Ein Buch für alle, die eigentlich keine Zeit zum Lesen haben, meint der Klappentext. Ein Buch auch für jene, die auf 200 Seiten in 100 Kürzestgeschichten aus der Weltliteratur unterschiedlichste Sprachstile, rhetorische Kunstgriffe, dramatische Verläufe und komische Wendungen analysieren wollen, zum Beispiel im „Liebesbrief“ von Ennio Flaiano:

Er war bei einer Literaturzeitung angestellt, um Artikel und Erzählungen zu lesen. Einmal erhielt er einen Liebesbrief: Er gefiel ihm nicht, doch mit ein paar Streichungen und wenn man den Schluss neu schrieb, mochte es angehen.

Oder in einer Geschichte ohne Titel von Ramón Gómez de la Serna:

Er hatte ein so schlechtes Gedächtnis, dass er vergass, dass er ein schlechtes Gedächtnis hatte, und anfing, alles zu behalten.

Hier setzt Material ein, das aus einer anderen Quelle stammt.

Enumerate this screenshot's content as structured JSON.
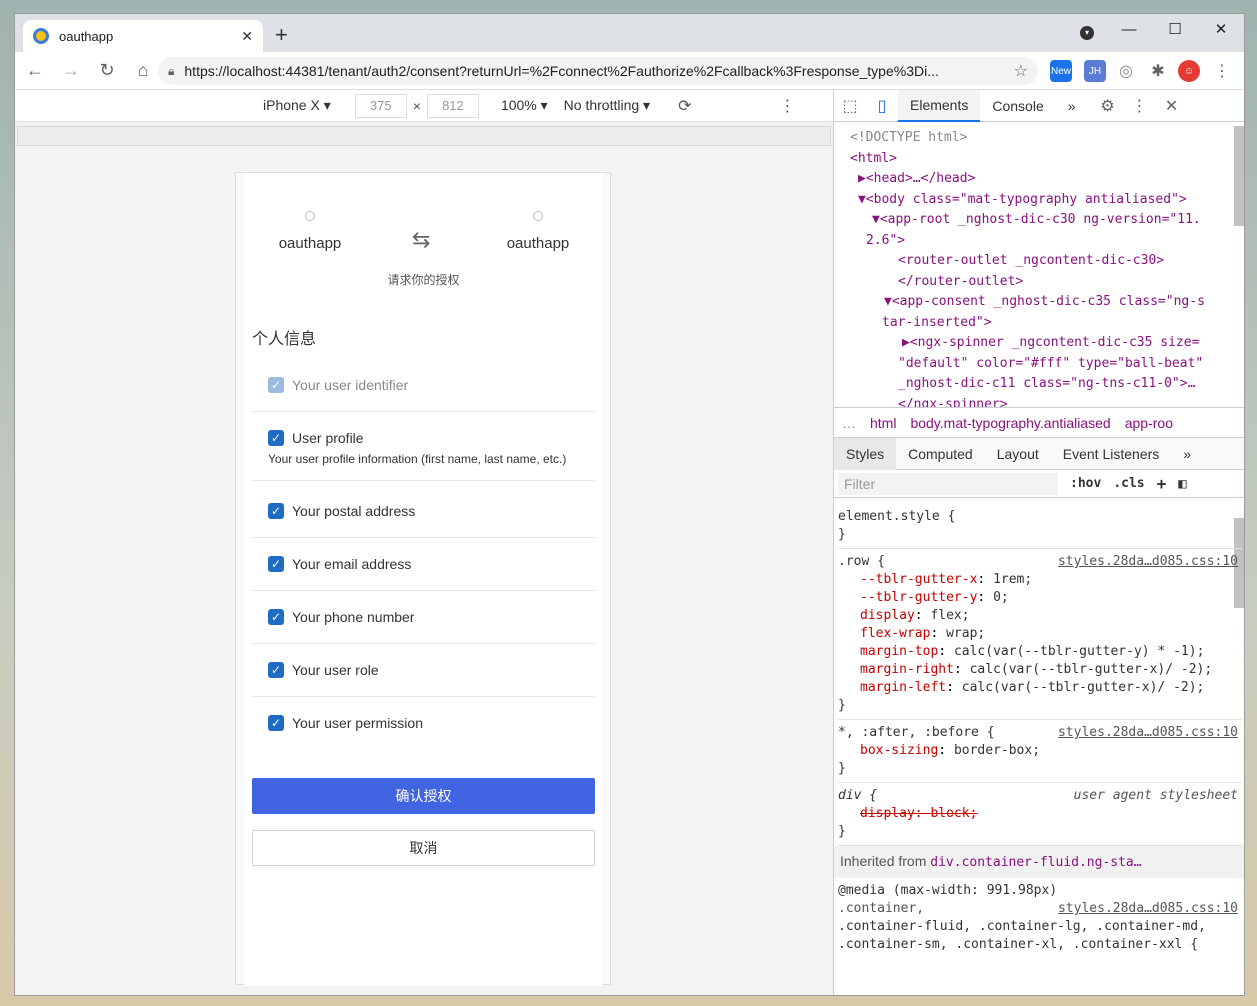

Strenge Regeln ermöglichen mehr Freiheit als vorgebliche Regellosigkeit. Die Autoren der Gruppe Oulipo setzen diese Erkenntnis in ihren Werken gezielt und bewusst ein. Georges Perec etwa, der jedes seiner Bücher nach einem anderen Prinzip verfasst hat, oder Raymond Queneau, dessen „Stilübungen“ vielfach übersetzt wurden, auch in die Sprache der Graphic Novel.

Ebenfalls mit einer strengen Regel hat der Künstler Joe Brainard gearbeitet:

Ich erinnere mich, dass ich zuschaute, wie meine Haare auf den Boden fielen und kleine Häufchen bildeten.

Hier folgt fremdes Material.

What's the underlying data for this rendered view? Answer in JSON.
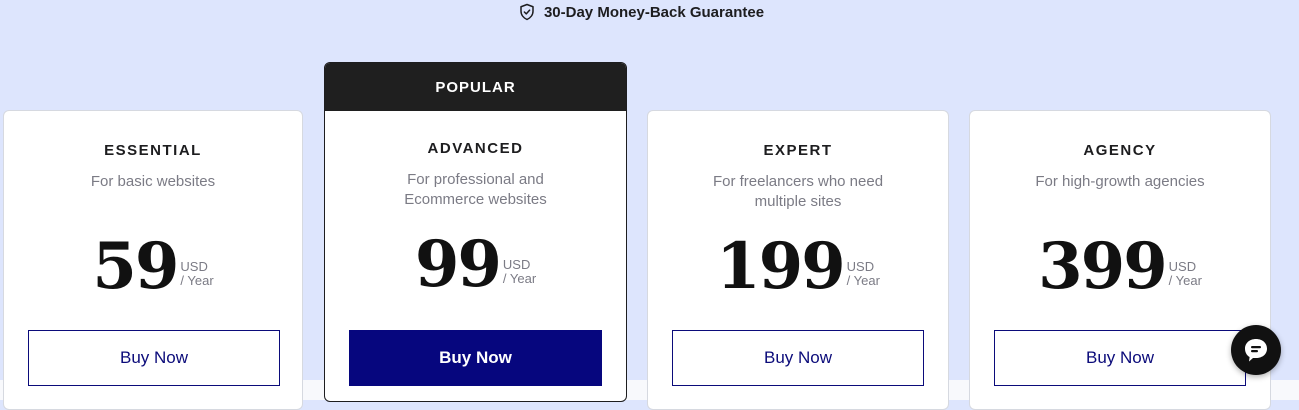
{
  "guarantee": {
    "text": "30-Day Money-Back Guarantee",
    "icon": "shield-check-icon"
  },
  "plans": [
    {
      "name": "ESSENTIAL",
      "desc": "For basic websites",
      "price": "59",
      "currency": "USD",
      "period": "/ Year",
      "button": "Buy Now",
      "popular": false
    },
    {
      "name": "ADVANCED",
      "desc": "For professional and Ecommerce websites",
      "price": "99",
      "currency": "USD",
      "period": "/ Year",
      "button": "Buy Now",
      "popular": true,
      "badge": "POPULAR"
    },
    {
      "name": "EXPERT",
      "desc": "For freelancers who need multiple sites",
      "price": "199",
      "currency": "USD",
      "period": "/ Year",
      "button": "Buy Now",
      "popular": false
    },
    {
      "name": "AGENCY",
      "desc": "For high-growth agencies",
      "price": "399",
      "currency": "USD",
      "period": "/ Year",
      "button": "Buy Now",
      "popular": false
    }
  ],
  "chat": {
    "icon": "chat-bubble-icon"
  },
  "colors": {
    "background": "#dde5fd",
    "primary": "#06067e",
    "dark": "#1f1f1f"
  }
}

Ich erinnere mich, dass ich Angst hatte, der Friseur könnte ausrutschen und mir ins Ohr schneiden.

Ich erinnere mich, dass das auch passiert ist.

Nicht ganz freiwillig unterwirft sich Wolfgang Herrndorf einer Regel. Er sagt sich nach der Diagnose eines (unheilbaren) Hirntumors: „Arbeit. Arbeit und Struktur.“ Und beginnt einen Blog zu schreiben, ein digitales Tagebuch, erst nur für den Freundeskreis, dann öffentlich. Vom 8.3.2010 13:00 bis zum 20.8.2013 14:00. Parallel dazu Romane.

Weil einem Herrndorf das Herz bricht, braucht’s zum Abschluss ein wenig „Soforthilfe“:

Dies ist ein Buch zur Beruhigung. Dass es auch anderen so geht. Dies ist ein Buch zur Ermutigung, dass auch andere so sind.